An inclusive playground has ramps so someone who is in a wheelchair or has difficulty walking can play along with their able-bodied peers.

Local children are really enjoying their new neighborhood playground, Krshka said this week.

Families started coming out to play on the new equipment practically the minute it was ready after being installed, she added.



Ranchwood Park’s previous playground was not inclusive and did not have any shade covering. A musical element also had stopped working.

The previous playground had been in place since 2000 and needed replacement, Krshka told Yukon city officials last fall when the equipment was purchased.

The City of Yukon paid $174,945.09 to Park & Play Structures of Oklahoma for the playground equipment, delivery and professional installation. The vendor offered the large structure at a 50% discount.

Krshka noted the park is home to hundreds of soccer players, and their siblings, during soccer season.

To explain how accessible playgrounds differ from inclusive playgrounds, Krshka shared this definition from the Americans with Disabilities Act (ADA) of 1990:

“A playground that is accessible is one that is easy for a child who uses mobility devices to maneuver in or around. An accessible playground offers a range of play experience to children of varying abilities.
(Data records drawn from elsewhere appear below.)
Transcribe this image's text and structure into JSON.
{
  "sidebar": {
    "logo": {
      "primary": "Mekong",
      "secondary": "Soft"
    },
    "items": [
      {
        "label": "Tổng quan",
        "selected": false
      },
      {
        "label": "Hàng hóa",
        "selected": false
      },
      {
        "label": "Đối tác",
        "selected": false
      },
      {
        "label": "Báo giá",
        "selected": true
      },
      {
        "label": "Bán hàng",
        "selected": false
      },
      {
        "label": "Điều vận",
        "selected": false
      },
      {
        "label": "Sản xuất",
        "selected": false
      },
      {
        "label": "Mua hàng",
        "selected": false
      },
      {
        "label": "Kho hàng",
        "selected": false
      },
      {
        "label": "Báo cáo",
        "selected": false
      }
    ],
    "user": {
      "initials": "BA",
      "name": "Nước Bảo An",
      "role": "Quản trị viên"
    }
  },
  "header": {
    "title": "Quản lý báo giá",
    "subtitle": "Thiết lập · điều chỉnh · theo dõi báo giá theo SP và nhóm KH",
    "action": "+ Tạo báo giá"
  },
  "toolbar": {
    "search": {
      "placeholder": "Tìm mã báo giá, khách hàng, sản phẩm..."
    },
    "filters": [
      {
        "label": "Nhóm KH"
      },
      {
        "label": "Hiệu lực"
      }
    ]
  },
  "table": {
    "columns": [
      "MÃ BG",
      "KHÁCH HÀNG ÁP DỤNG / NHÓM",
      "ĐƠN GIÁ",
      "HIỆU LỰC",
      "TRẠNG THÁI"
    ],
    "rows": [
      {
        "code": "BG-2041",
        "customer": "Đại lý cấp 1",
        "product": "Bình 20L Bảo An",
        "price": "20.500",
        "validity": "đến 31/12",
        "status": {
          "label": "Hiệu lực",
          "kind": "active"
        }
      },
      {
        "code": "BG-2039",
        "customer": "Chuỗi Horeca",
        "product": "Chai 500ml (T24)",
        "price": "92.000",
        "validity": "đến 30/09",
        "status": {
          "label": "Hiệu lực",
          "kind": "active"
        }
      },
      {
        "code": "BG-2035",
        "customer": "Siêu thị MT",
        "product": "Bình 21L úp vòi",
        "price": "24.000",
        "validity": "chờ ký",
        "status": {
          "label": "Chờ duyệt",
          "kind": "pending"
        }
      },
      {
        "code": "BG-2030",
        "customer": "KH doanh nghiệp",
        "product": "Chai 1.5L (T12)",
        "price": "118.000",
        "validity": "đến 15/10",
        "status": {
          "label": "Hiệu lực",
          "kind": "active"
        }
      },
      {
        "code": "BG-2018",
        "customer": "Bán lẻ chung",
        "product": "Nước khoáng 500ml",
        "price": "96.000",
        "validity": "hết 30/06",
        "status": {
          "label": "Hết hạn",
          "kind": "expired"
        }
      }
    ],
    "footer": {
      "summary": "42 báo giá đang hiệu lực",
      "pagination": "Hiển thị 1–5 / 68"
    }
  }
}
However, it doesn’t mean that every piece of equipment must be usable by every child.”

All of Yukon’s playgrounds are ADA-accessible, Krshka noted.

Freedom Trail was the City of Yukon’s first ADA-accessible playground, that included an area for people with special needs.

The playground, 2101 S Holly near Mulvey’s Pond, was built in the mid-1990s by a group of Yukon volunteers.